TWO years ago, Mr Prickles the hedgehog was voted Britain’s favourite mammal, the result of a national survey which shocked some folk who thought the otter or the red squirrel would walk it. So we love the prickly little beast – but sadly, we do very little to protect it.
The hedgehog is facing a whole myriad of threats, most of them man made. But this coming week, on Wednesday to be precise, it faces perhaps the worst of the lot: being burned alive along with the effigy of Guy Fawkes in the base of some previously stacked bonfire.
The collection of material for November 5th bonfires often starts weeks in advance. Some of the bigger ones can by almost the height of a house. And according to the British Hedgehog Preservation Society, they can become “hedgehog hotels” for animals seeking somewhere snug to curl up for the winter hibernation.
The Shropshire based society, formed after a local MP found a hedgehog starving to death trapped in a cattle grid, issued an urgent appeal this week to bonfire organisers asking them not to build their fires in situ, to become a tempting lure.
Instead, they should store the material elsewhere – preferably somewhere where it will be kept dry – and only build the stack on Wednesday. If this is not possible, they should carefully lift the base of the fire with garden forks or something similar and, using a torch, make sure that no sleepy mammals has taken up residence.
If so, it should be carefully removed (wearing gloves, one hopes), placed in a shoe box packed with straw or similar material, and placed somewhere sheltered under a thick hedge or perhaps the garden shed.
Now this may seem like a lot of trouble to protect what many people think to be a common and not all that pleasant wild animal: its spines are very sharp and, yes, it is often heavily infested with fleas. So why bother?
There are, in fact, a multitude of answers to that and the first is that Mr Prickles, one of the favourite characters in Beatrice Potter’s timeless children’s stories, is far less common these days than only a decade ago – in some areas, its numbers have halved in just a few years.
The hedgehog is facing a whole myriad of threats, most of them man made. But this coming week, on Wednesday to be precise... being burned alive along with the effigy of Guy Fawkes
And the reasons are mainly man made, with as little help from climate change. The biggest killer is, as one would expect, is the motor car and the biggest killing grounds are country roads close to large centres of population, the southern Yorkshire Dales being a prime example.
Close behind the car comes a killer who should be thoroughly ashamed of himself, the gardener. Because in his unconscious but never-the-less indiscriminate slaughter of hedgehogs, the gardener is in fact killing off one of his (or her) best friends. Hedgehogs feast on slugs and snails, the gardeners’ most loathed pest.
Slug pellets represent an act of chemical warfare: although the hedgehogs don’t eat the pellets, they do eat the slugs and snails which have ingested the poison, and so die from the accumulated build-up.

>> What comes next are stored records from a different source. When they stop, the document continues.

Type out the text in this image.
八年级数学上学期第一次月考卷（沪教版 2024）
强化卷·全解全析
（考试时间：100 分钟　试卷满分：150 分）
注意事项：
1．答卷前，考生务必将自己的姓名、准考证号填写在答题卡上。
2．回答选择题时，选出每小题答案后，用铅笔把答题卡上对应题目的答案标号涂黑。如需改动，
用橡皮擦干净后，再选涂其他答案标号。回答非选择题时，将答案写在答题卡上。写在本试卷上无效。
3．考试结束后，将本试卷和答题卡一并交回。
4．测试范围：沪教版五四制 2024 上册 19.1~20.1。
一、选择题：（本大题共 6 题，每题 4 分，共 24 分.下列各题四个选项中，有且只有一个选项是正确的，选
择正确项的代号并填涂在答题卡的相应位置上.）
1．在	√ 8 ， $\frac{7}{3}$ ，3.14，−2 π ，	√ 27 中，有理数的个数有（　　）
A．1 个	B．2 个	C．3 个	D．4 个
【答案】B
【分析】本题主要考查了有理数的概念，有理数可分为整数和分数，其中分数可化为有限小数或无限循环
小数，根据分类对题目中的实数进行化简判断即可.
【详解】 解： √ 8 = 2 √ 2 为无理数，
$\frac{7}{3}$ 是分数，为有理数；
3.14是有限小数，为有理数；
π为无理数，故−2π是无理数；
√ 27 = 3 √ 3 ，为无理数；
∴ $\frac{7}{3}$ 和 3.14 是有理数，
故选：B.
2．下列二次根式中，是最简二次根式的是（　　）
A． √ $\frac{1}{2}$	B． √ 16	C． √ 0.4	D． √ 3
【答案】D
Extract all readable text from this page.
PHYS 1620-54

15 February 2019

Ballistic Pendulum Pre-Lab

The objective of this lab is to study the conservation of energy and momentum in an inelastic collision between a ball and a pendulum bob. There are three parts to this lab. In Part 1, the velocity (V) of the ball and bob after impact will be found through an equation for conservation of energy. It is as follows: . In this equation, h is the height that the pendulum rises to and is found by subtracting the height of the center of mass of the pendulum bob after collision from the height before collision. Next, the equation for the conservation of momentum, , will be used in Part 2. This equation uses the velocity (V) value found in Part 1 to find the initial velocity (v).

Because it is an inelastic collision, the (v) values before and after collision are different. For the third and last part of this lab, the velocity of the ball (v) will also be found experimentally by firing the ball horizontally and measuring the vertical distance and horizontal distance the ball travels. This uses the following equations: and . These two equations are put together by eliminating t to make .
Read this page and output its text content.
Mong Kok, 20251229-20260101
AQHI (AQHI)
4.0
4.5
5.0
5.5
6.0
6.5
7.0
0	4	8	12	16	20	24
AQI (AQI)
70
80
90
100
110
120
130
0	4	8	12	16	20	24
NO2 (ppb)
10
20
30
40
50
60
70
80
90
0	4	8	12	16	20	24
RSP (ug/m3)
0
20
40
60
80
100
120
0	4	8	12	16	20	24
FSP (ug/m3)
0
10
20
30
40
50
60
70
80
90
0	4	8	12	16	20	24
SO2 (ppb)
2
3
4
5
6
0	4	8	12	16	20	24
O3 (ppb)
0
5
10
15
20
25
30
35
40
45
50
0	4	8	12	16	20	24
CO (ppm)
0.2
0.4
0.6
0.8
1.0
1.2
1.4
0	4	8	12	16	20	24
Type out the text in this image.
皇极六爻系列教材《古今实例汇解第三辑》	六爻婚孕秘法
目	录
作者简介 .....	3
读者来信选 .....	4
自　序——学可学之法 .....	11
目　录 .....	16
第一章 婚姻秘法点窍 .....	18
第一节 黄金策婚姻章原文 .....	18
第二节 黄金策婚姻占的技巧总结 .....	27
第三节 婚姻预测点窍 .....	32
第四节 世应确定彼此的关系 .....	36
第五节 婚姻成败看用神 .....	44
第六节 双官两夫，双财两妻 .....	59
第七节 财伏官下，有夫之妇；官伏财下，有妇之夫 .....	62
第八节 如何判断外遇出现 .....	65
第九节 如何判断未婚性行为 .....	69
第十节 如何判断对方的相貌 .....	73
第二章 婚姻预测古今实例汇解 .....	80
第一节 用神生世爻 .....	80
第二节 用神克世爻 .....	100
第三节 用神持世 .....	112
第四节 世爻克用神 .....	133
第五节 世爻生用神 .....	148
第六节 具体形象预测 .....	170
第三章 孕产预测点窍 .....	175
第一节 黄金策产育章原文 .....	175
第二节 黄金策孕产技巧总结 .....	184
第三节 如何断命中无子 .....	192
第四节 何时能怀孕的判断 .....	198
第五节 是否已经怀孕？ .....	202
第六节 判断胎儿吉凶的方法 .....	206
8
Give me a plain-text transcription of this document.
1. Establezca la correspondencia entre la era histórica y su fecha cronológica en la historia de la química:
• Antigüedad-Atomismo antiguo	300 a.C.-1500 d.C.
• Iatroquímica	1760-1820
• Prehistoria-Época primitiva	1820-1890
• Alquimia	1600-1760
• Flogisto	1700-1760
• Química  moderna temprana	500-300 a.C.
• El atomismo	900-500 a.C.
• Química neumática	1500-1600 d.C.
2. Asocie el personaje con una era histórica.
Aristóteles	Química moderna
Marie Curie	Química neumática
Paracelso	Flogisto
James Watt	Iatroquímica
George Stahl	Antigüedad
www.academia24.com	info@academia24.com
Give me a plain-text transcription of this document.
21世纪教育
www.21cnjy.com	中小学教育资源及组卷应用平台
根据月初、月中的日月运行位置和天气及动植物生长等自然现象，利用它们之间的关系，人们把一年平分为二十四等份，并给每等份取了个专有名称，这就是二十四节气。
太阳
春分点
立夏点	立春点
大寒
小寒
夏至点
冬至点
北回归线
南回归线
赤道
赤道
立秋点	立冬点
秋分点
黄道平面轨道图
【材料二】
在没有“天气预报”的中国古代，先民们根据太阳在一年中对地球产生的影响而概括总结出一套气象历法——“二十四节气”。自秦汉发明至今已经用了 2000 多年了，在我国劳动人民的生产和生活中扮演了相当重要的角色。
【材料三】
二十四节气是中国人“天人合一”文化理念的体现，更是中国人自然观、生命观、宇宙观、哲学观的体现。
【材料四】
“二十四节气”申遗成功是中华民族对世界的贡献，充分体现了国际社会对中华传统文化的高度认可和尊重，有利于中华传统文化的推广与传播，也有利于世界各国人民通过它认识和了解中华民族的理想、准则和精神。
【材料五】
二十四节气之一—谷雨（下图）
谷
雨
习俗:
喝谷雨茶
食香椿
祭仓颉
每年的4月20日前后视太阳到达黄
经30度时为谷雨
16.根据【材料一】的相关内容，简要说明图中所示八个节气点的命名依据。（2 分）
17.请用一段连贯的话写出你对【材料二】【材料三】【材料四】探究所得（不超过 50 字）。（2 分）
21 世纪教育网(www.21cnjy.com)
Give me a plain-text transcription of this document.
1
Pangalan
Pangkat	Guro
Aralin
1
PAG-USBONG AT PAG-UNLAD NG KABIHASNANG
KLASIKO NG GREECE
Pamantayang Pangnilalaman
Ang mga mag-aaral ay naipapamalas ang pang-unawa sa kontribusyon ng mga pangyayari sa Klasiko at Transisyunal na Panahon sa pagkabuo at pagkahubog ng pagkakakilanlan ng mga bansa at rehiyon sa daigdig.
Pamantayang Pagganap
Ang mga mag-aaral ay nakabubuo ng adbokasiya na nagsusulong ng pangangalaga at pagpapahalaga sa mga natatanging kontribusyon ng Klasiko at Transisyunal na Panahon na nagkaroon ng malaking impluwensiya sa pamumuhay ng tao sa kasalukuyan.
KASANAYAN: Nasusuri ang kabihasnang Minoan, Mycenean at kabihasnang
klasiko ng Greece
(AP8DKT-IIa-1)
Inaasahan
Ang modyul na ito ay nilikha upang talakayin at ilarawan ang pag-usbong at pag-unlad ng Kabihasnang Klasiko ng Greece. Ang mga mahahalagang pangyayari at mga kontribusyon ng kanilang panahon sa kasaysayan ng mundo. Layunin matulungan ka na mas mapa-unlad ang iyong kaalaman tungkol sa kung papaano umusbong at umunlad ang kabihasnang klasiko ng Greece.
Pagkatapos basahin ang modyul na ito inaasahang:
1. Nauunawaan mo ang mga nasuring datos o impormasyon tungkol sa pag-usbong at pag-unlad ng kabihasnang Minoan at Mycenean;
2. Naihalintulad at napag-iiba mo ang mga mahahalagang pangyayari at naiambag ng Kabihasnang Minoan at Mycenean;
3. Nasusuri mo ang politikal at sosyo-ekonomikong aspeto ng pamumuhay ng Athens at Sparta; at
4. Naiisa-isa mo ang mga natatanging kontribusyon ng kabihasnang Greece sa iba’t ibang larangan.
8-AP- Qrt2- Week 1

The horror does no stop there: one of the biggest threats, particularly in the autumn when gardeners tend to be tidying up those over grown corners, the strimmer becomes a lethal weapon because those corners are just where Prickles likes to settle down for the winter. To add to that horror, a strimmer is more likely to injure than kill outright, leaving the poor animal to die a slow and lingering death.
And to add one final doleful note to this sorry tale of woe, the long, mild autumns of recent years have been encouraging hedgehogs to mate much later in the year than was normal only a decade or so ago.
The result is that many there are many “teenage” animals about at this time which have not had to time to build up the fat reserves to carry them through hibernation. This week’s heavy frosts will have killed hundreds, perhaps thousands, of those.
Gardeners, this is no way to treat England’s favourite mammal. Keep the strimmer a\way from those overgrown corners – most of it will die back naturally during the winter anyway – and please, please, build your Guy Fawkes bonfire at the last minute or examine it carefully before setting it alight. After all, one good turn deserves another – and Mr Prickles needs a good winter’s sleep.